Globaal bekeken
Jan Lokhorst, huisbewaarder van de Lutherse Trinitatiskapel aan de Vriesestraat in Dordrecht, stuurde de volgende corona-overdenking in voor Kerk op Dordt:
Onze kerkhervormer Luther schreef in een brief aan Johannes Hess ‘Ob man vom sterben fliehen möge’. Ik zal trachten deze brief zo goed mogelijk in begrijpelijk Nederlands voor U te vertalen.

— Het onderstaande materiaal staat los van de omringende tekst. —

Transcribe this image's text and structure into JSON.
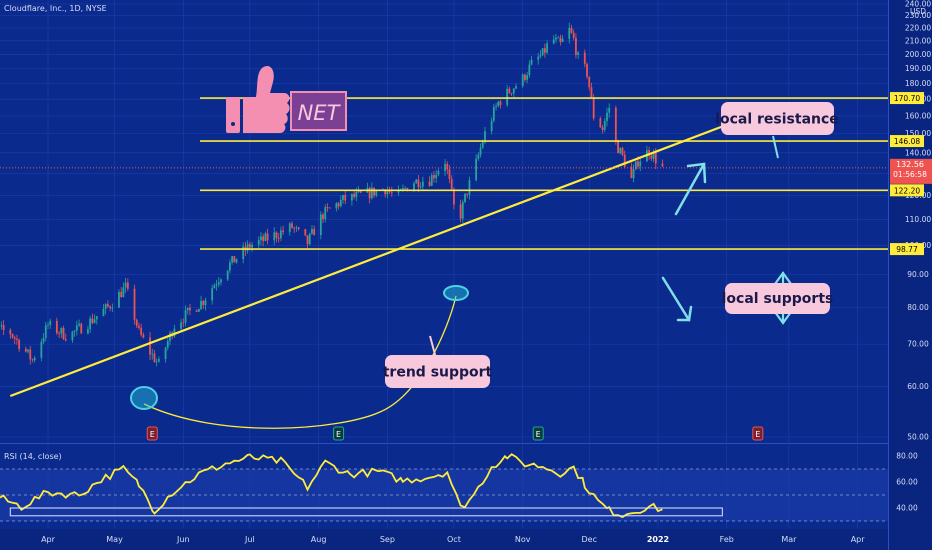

‘Mijd ook personen en plaatsen waar je naaste je niet nodig heeft. Gedraag je als iemand die graag een grote brand wil helpen blussen. Want was is de pest (corona) anders dan een vuur dat geen hout en stro, maar lichamen en levens opvreet. Ik zal God bidden dat Hij ons genadig wil bewaren en beschermen. Dan zal ik helpen met het uitroken, het verversen van de lucht in Uw huis, de juiste medicijnen geven en ook nemen en plaatsen en personen mijden waar men mij niet nodig heeft, opdat ik mijzelf niet zal verwaarlozen en bovendien ook anderen zou aansteken en besmetten en dat ik zo door mijn nalatigheid de oorzaak van andermans dood zou zijn. Wil God mij echter wegnemen, dan zal Hij mij wel weten te vinden, in dat geval heb ik toch gedaan wat Hij wilde dat ik zou doen en ben ik niet schuldig aan mijn eigen dood of aan de dood van andere mensen. Waar echter mijn naaste mij nodig heeft, wil ik geen plaats of persoon mijden, maar onbezorgd gaan helpen zo goed als ik kan.’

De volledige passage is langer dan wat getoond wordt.